Dolores Di Santi era certissima che il diavolo fosse entrato nella sua vita. Era cresciuta in Sardegna, nel piccolo borgo marinaro di Portoscuso, figlia del macellaio della città e di una donna molto timorata di Dio. Ogni giorno sua madre cominciava la giornata facendosi il segno della croce e mormorando le parole nemmeno oggi, Dio. Da bambina aveva sempre scrollato la testa dinanzi alla fede esagerata della madre nel cielo e nell’inferno, ma adesso lo faceva anche lei quando era seduta sulla panca fredda del duomo di Sankt Olav di Askergata. Nemmeno oggi, Dio. Anche se era sicurissima che fosse già troppo tardi.
Da giovane aveva sognato di diventare architetto, ma le cose erano andate diversamente. Lui era spuntato su una barca a vela e l’aveva presa come una tempesta. Salvatore Di Santi. Figlio di una ricca famiglia di Milano. E così gli anni erano semplicemente svaniti, non sapeva esattamente che cosa ne fosse stato. Prima una figlia, poi un figlio. Sua madre era stata una casalinga e lei si era ripromessa di condurre un’altra vita, ma poi aveva fatto comunque la stessa fine.
Una bella vita, nulla da dire, non poteva certo lamentarsi. Entrambi i figli avevano studiato, la femmina era medico, il maschio ingegnere. Salvatore Di Santi aveva sempre nutrito ambizioni politiche e dopo un po’ era stato ripagato.
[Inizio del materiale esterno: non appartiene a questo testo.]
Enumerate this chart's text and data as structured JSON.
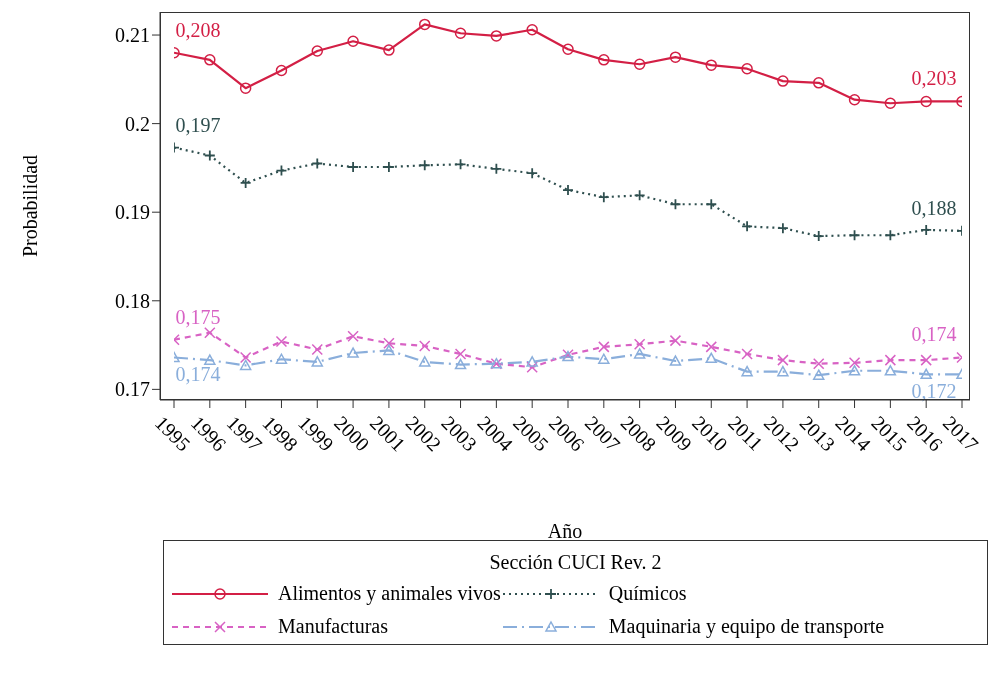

Avevano vissuto per cinque anni in Sudafrica, lui da ambasciatore italiano, lei da moglie dell’ambasciatore, ed era lì che era successo ciò che la rendeva certa che il diavolo avesse preso possesso della sua vita. Un affaire innocente, in realtà. Lui era molto giovane. Molto più giovane di lei. Impiegato all’ambasciata.
L’ingresso del diavolo.
Dolores si fece di nuovo il segno della croce mentre l’assemblea si alzava. La messa del mattino era terminata. Cercò con gli occhi padre Malley, ma non riuscì a vederlo da nessuna parte. La messa quel giorno era stata celebrata da un altro, in modo un po’ deludente in realtà, ma lei era venuta per parlare con padre Malley. Doveva confessare i propri peccati. Era l’unico modo. Doveva porre fine a quella miseria, non andava più bene così.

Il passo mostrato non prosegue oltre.